Lead is a contaminant that's particularly dangerous for children, especially kids younger than 6. It's associated with learning disabilities and behavioral issues.
The Washington Department of Health has been testing water fixtures in schools for high levels of lead, and the capital budget approved by the Legislature includes funds for schools to replace lead-contaminated drinking fixtures.
Tyler Muench, policy and outreach coordinator with the state superintendent's school facilities division, said districts will be able to apply for what's called the Healthy Kids, Healthy Schools grant.
“The grant is designed to help schools better children’s health and fitness, and obviously, if you have a lead-contaminated drinking fountain, you want to get that replaced,” Muench said.
The Healthy Kids, Healthy Schools grant program received $3 million from the Legislature, less than half what the Office of Superintendent of Public Instruction requested. OSPI will distribute the funds, and Muench said districts are limited to receiving a maximum of $200,000. The grant is not only for lead remediation, but also for other capital equipment that can help improve kids' health. He said OSPI anticipates starting to accept applications for the grant program next month.

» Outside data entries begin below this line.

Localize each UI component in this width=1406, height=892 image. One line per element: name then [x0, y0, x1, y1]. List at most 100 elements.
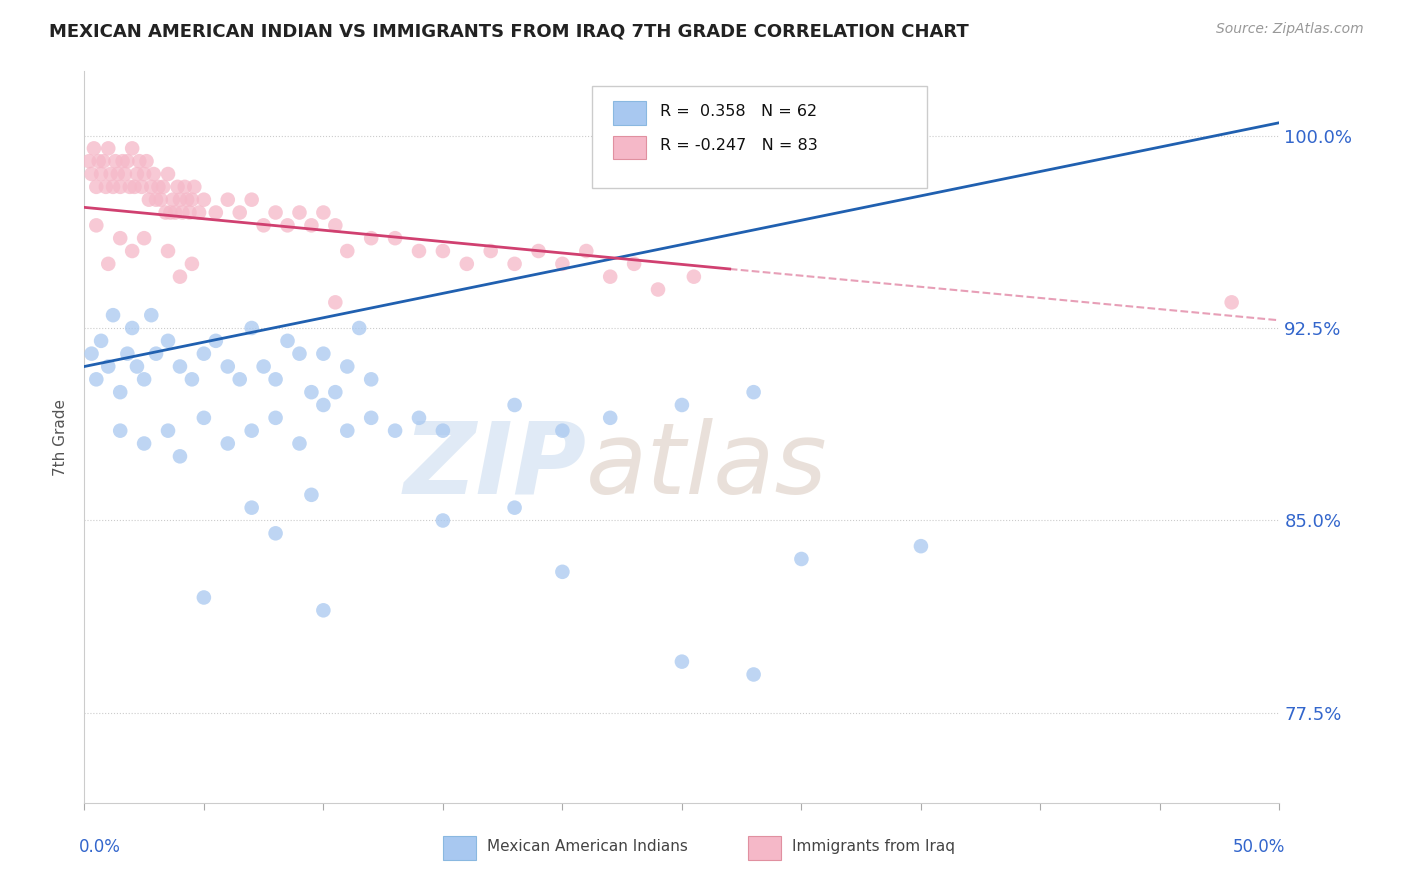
- Point: [162, 193, 184, 207]
- Point: [325, 219, 347, 233]
- Point: [325, 295, 347, 310]
- Point: [217, 359, 239, 374]
- Point: [229, 372, 252, 386]
- Point: [135, 154, 157, 169]
- Point: [117, 346, 139, 360]
- Point: [205, 205, 228, 219]
- Point: [145, 346, 167, 360]
- Point: [87, 154, 110, 169]
- Point: [157, 334, 180, 348]
- Point: [166, 179, 188, 194]
- Point: [575, 244, 598, 258]
- FancyBboxPatch shape: [613, 102, 647, 125]
- Point: [169, 269, 191, 284]
- Point: [169, 359, 191, 374]
- Point: [86, 372, 108, 386]
- Point: [1220, 295, 1243, 310]
- Point: [93, 154, 115, 169]
- Point: [110, 424, 132, 438]
- Point: [172, 205, 194, 219]
- Point: [107, 167, 129, 181]
- Point: [169, 193, 191, 207]
- Point: [179, 205, 201, 219]
- Point: [193, 193, 215, 207]
- Point: [360, 231, 382, 245]
- Point: [152, 179, 174, 194]
- Point: [551, 565, 574, 579]
- Point: [132, 436, 156, 450]
- Point: [671, 398, 693, 412]
- Text: R = -0.247   N = 83: R = -0.247 N = 83: [661, 138, 818, 153]
- Point: [181, 372, 204, 386]
- Point: [94, 179, 117, 194]
- Point: [349, 321, 371, 335]
- Point: [264, 410, 287, 425]
- Point: [527, 244, 550, 258]
- Point: [121, 321, 143, 335]
- Point: [240, 424, 263, 438]
- Point: [86, 179, 108, 194]
- Point: [623, 257, 645, 271]
- Point: [104, 154, 127, 169]
- Text: 0.0%: 0.0%: [79, 838, 121, 855]
- Point: [132, 167, 156, 181]
- Point: [288, 205, 311, 219]
- Point: [111, 154, 134, 169]
- Point: [121, 244, 143, 258]
- Point: [360, 410, 382, 425]
- Point: [157, 167, 180, 181]
- Y-axis label: 7th Grade: 7th Grade: [53, 399, 69, 475]
- Point: [157, 244, 180, 258]
- Point: [264, 205, 287, 219]
- Point: [312, 205, 335, 219]
- Point: [97, 141, 120, 155]
- Point: [83, 141, 105, 155]
- Point: [110, 385, 132, 400]
- Point: [336, 424, 359, 438]
- Point: [205, 334, 228, 348]
- Text: ZIP: ZIP: [404, 417, 586, 515]
- Point: [101, 179, 124, 194]
- Point: [101, 308, 124, 322]
- Point: [336, 244, 359, 258]
- Point: [240, 500, 263, 515]
- Point: [155, 205, 177, 219]
- Point: [100, 167, 122, 181]
- Point: [301, 488, 323, 502]
- Point: [97, 359, 120, 374]
- Point: [503, 500, 526, 515]
- Point: [159, 205, 181, 219]
- Point: [142, 167, 165, 181]
- Point: [125, 167, 148, 181]
- Text: Source: ZipAtlas.com: Source: ZipAtlas.com: [1216, 22, 1364, 37]
- Point: [408, 410, 430, 425]
- Point: [141, 179, 163, 194]
- Point: [173, 179, 195, 194]
- Point: [110, 179, 132, 194]
- Point: [118, 179, 141, 194]
- Point: [125, 359, 148, 374]
- Text: R =  0.358   N = 62: R = 0.358 N = 62: [661, 104, 817, 120]
- Point: [90, 334, 112, 348]
- Point: [599, 410, 621, 425]
- Point: [647, 283, 669, 297]
- Point: [90, 167, 112, 181]
- Point: [145, 193, 167, 207]
- Point: [193, 346, 215, 360]
- Point: [128, 154, 150, 169]
- Point: [132, 372, 156, 386]
- Point: [742, 385, 765, 400]
- Point: [432, 244, 454, 258]
- Point: [503, 257, 526, 271]
- Point: [253, 219, 276, 233]
- Point: [360, 372, 382, 386]
- Point: [264, 372, 287, 386]
- Point: [301, 219, 323, 233]
- Point: [503, 398, 526, 412]
- Point: [80, 346, 103, 360]
- Point: [157, 424, 180, 438]
- Point: [742, 667, 765, 681]
- Text: MEXICAN AMERICAN INDIAN VS IMMIGRANTS FROM IRAQ 7TH GRADE CORRELATION CHART: MEXICAN AMERICAN INDIAN VS IMMIGRANTS FR…: [49, 22, 969, 40]
- Point: [432, 424, 454, 438]
- Point: [479, 244, 502, 258]
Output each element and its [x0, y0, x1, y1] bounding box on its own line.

The Seattle Times recently did an investigation of lead levels in Seattle Public Schools water fixtures, and found that some were above the school district's standard.
Tim Robinson, a spokesman for the Seattle school district, said crews are replacing 90 water fixtures and that will bring all of them below the district's standard of 10 parts per billion, which is a more stringent requirement than the one set by the Environmental Protection Agency.